Bu aynı zamanda dünya basınında bir ilk. New York Times'ın hafta
sonu eki editörü tez "İlk Jeep'i Türkler yapmış" diye 'feature'
yazı yazdırmalı.
İşte böyle; Seyit Rıza, 2. Dünya Savaşı'nda Jeep üzerinde
fotoğraflarıyla efsaneleşen Amerikalı General Patton'dan en az 4
yıl önce Jeep'e bindirmişler.
Müthiş, gerçekten müthiş.
Yine müthiş bir kandırmaca.
Kuzum size bu belgeleri kim SÜREKLİ yutturuyor?
ACILARI İSTİSMAR
Son söz olarak şöyle denmeli: Mesele Dersim'in acılarıysa hepimiz
anmalıyız, anıyoruz. Sorun, Dersim'in acılarının yalanlar eklenerek
günümüz siyasetinde istismar malzemesi yapılmasıdır.
NOT:
Yeni Şafak'ın yayınladığı belge küpürleri okunmuyor. Belgenin
metnini tırnak içinde yayınlamışlar. Böyle belge yayını yapılmaz.
Yapılıyorsa akla zaten kasıt olduğu gelir.

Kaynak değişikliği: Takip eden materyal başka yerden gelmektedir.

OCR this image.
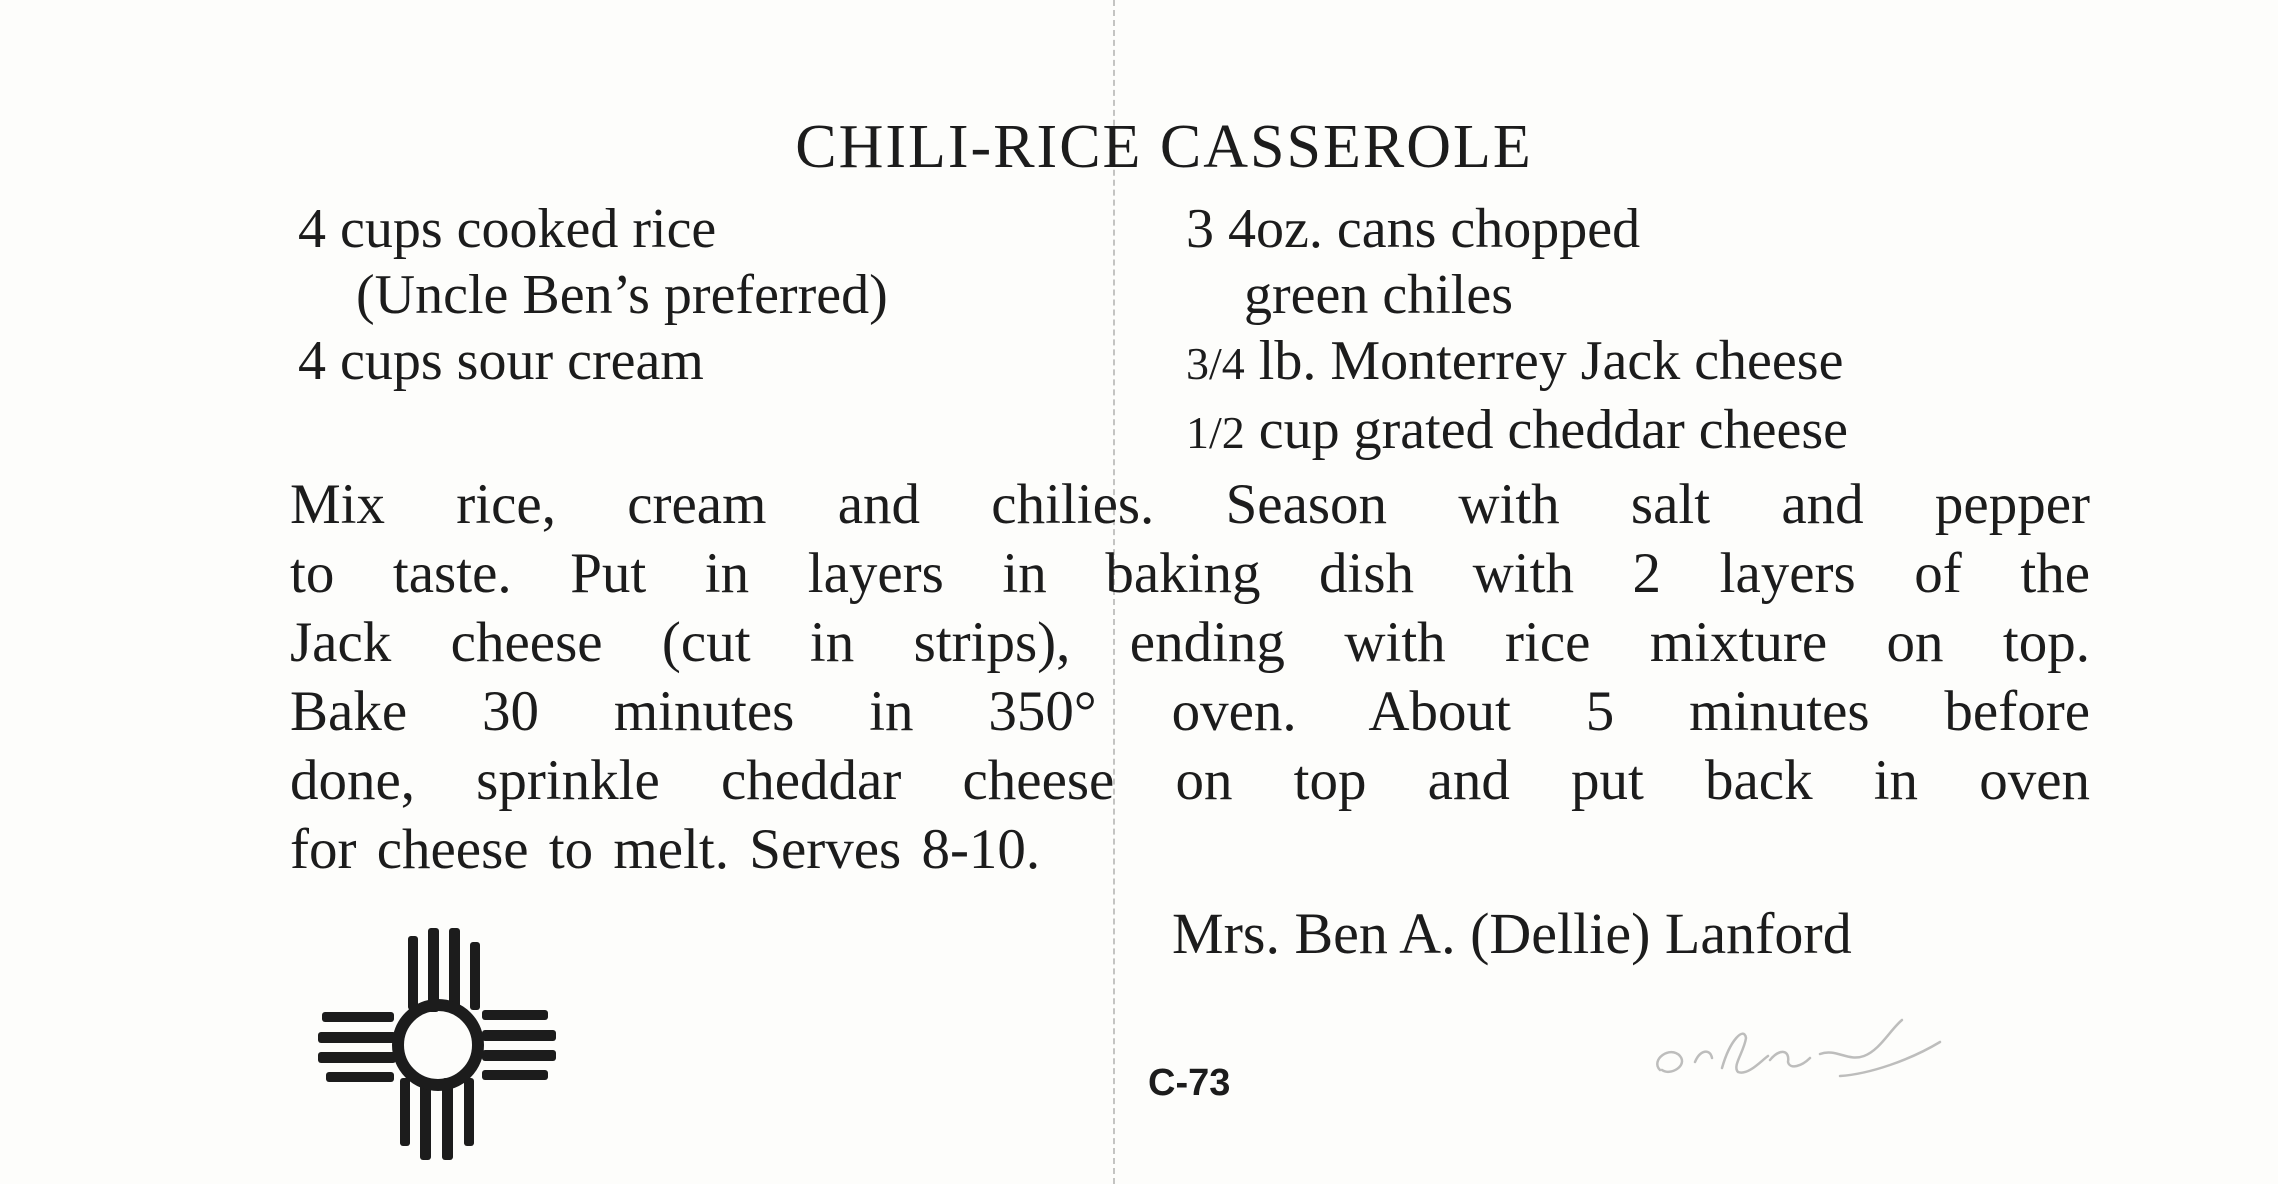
CHILI-RICE CASSEROLE
4 cups cooked rice
(Uncle Ben’s preferred)
4 cups sour cream
3 4oz. cans chopped
green chiles
3/4 lb. Monterrey Jack cheese
1/2 cup grated cheddar cheese
Mix rice, cream and chilies. Season with salt and pepper
to taste. Put in layers in baking dish with 2 layers of the
Jack cheese (cut in strips), ending with rice mixture on top.
Bake 30 minutes in 350° oven. About 5 minutes before
done, sprinkle cheddar cheese on top and put back in oven
for cheese to melt. Serves 8-10.

Mrs. Ben A. (Dellie) Lanford

C-73
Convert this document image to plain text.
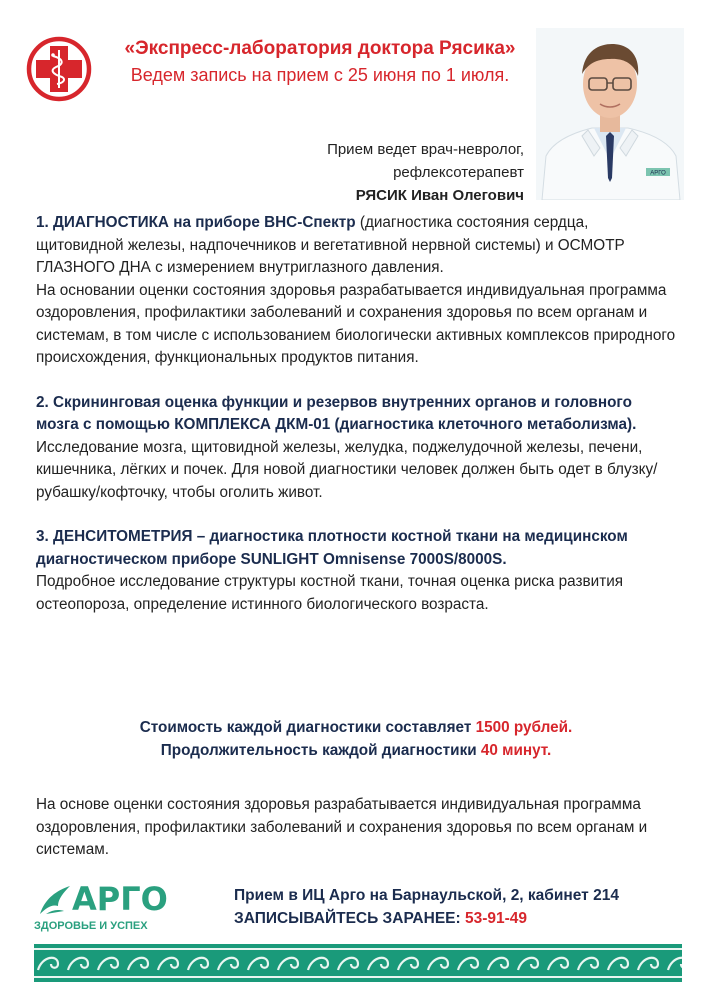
«Экспресс-лаборатория доктора Рясика»
Ведем запись на прием с 25 июня по 1 июля.
АРГО
Прием ведет врач-невролог,
рефлексотерапевт
РЯСИК Иван Олегович
1. ДИАГНОСТИКА на приборе ВНС-Спектр (диагностика состояния сердца, щитовидной железы, надпочечников и вегетативной нервной системы) и ОСМОТР ГЛАЗНОГО ДНА с измерением внутриглазного давления.
На основании оценки состояния здоровья разрабатывается индивидуальная программа оздоровления, профилактики заболеваний и сохранения здоровья по всем органам и системам, в том числе с использованием биологически активных комплексов природного происхождения, функциональных продуктов питания.
2. Скрининговая оценка функции и резервов внутренних органов и головного мозга с помощью КОМПЛЕКСА ДКМ-01 (диагностика клеточного метаболизма).
Исследование мозга, щитовидной железы, желудка, поджелудочной железы, печени, кишечника, лёгких и почек. Для новой диагностики человек должен быть одет в блузку/рубашку/кофточку, чтобы оголить живот.
3. ДЕНСИТОМЕТРИЯ – диагностика плотности костной ткани на медицинском диагностическом приборе SUNLIGHT Omnisense 7000S/8000S.
Подробное исследование структуры костной ткани, точная оценка риска развития остеопороза, определение истинного биологического возраста.
Стоимость каждой диагностики составляет 1500 рублей.
Продолжительность каждой диагностики 40 минут.
На основе оценки состояния здоровья разрабатывается индивидуальная программа оздоровления, профилактики заболеваний и сохранения здоровья по всем органам и системам.
АРГО
ЗДОРОВЬЕ И УСПЕХ
Прием в ИЦ Арго на Барнаульской, 2, кабинет 214
ЗАПИСЫВАЙТЕСЬ ЗАРАНЕЕ: 53-91-49
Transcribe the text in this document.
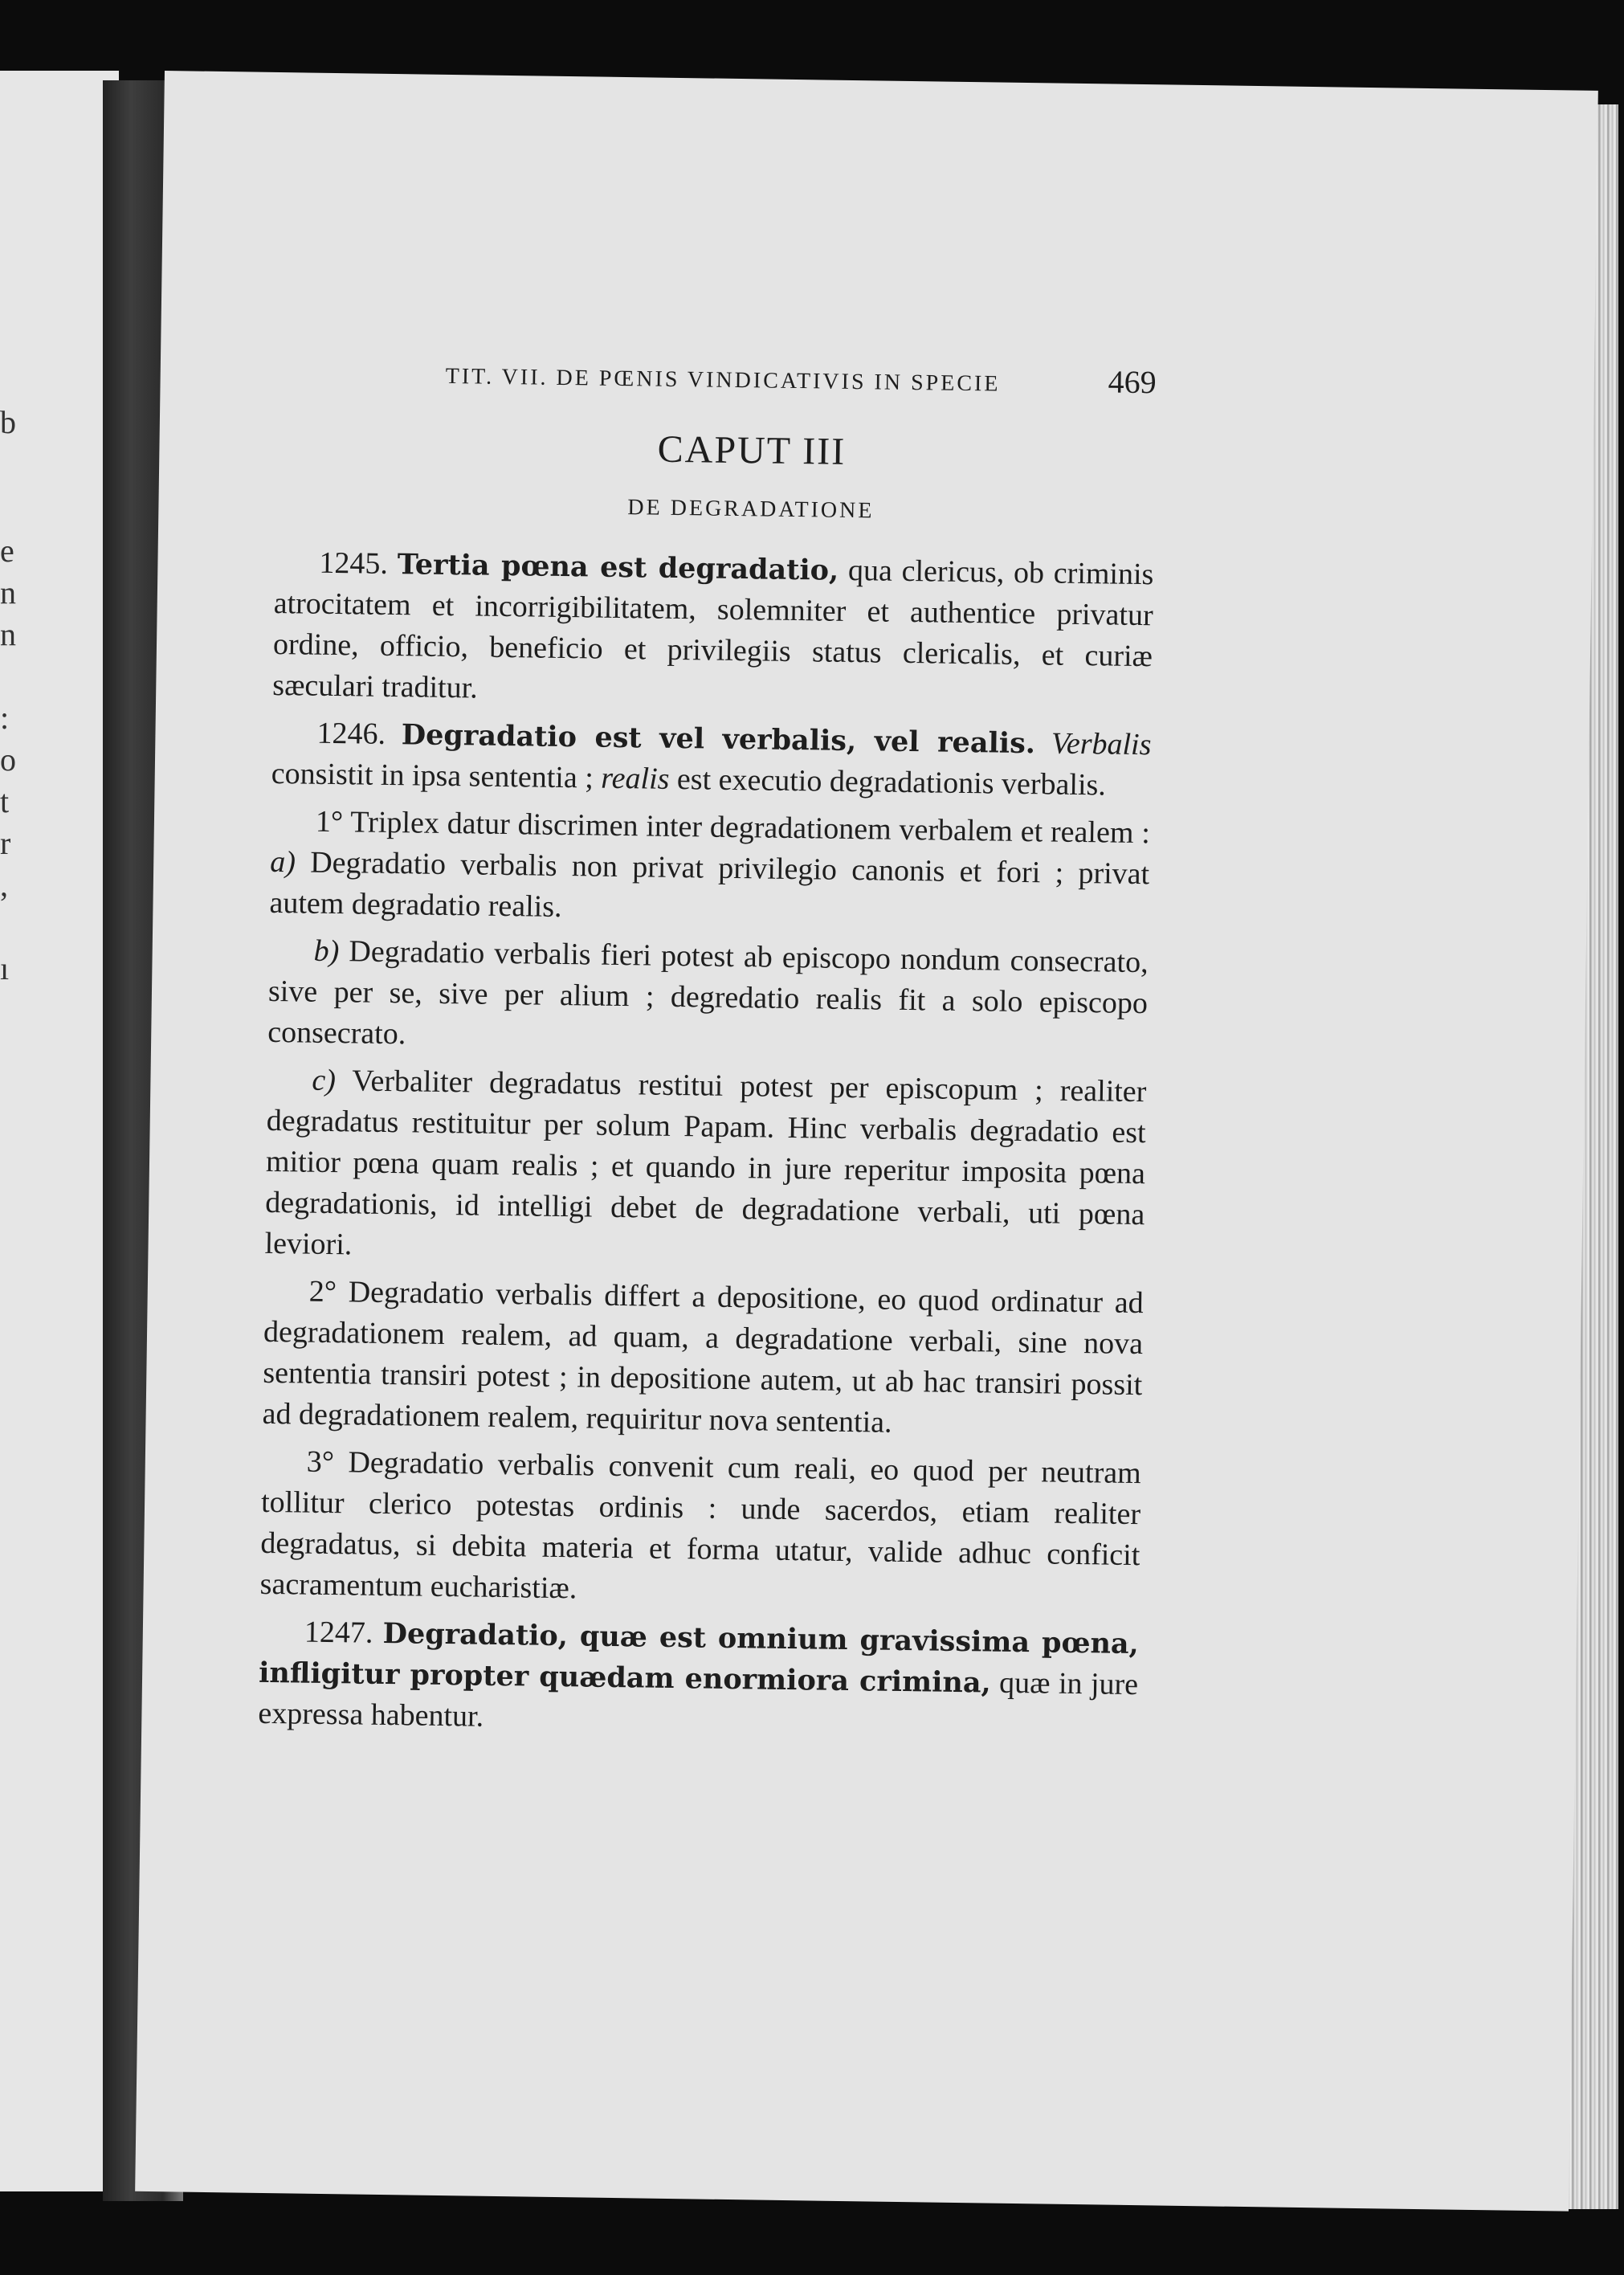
b
e
n
n
:
o
t
r
,
ı
TIT. VII. DE PŒNIS VINDICATIVIS IN SPECIE	469
CAPUT III
DE DEGRADATIONE

1245. Tertia pœna est degradatio, qua clericus, ob criminis atrocitatem et incorrigibilitatem, solemniter et authentice privatur ordine, officio, beneficio et privilegiis status clericalis, et curiæ sæculari traditur.

1246. Degradatio est vel verbalis, vel realis. Verbalis consistit in ipsa sententia ; realis est executio degradationis verbalis.

1° Triplex datur discrimen inter degradationem verbalem et realem : a) Degradatio verbalis non privat privilegio canonis et fori ; privat autem degradatio realis.

b) Degradatio verbalis fieri potest ab episcopo nondum consecrato, sive per se, sive per alium ; degredatio realis fit a solo episcopo consecrato.

c) Verbaliter degradatus restitui potest per episcopum ; realiter degradatus restituitur per solum Papam. Hinc verbalis degradatio est mitior pœna quam realis ; et quando in jure reperitur imposita pœna degradationis, id intelligi debet de degradatione verbali, uti pœna leviori.

2° Degradatio verbalis differt a depositione, eo quod ordinatur ad degradationem realem, ad quam, a degradatione verbali, sine nova sententia transiri potest ; in depositione autem, ut ab hac transiri possit ad degradationem realem, requiritur nova sententia.

3° Degradatio verbalis convenit cum reali, eo quod per neutram tollitur clerico potestas ordinis : unde sacerdos, etiam realiter degradatus, si debita materia et forma utatur, valide adhuc conficit sacramentum eucharistiæ.

1247. Degradatio, quæ est omnium gravissima pœna, infligitur propter quædam enormiora crimina, quæ in jure expressa habentur.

Gerçi buna alışığız. Kabataş'ta da gördüğümüze değil görmediğimize
inanmamızı istiyorlar.
Bu saatten sonra bundan sonra okunaklı hale getirirlerse artık
yetmez. Öyle yaparlarsa "Hatalarını anlayıp, kelimeleri
değiştirerek sahtekarlığı örtmeye çalıştılar" denir.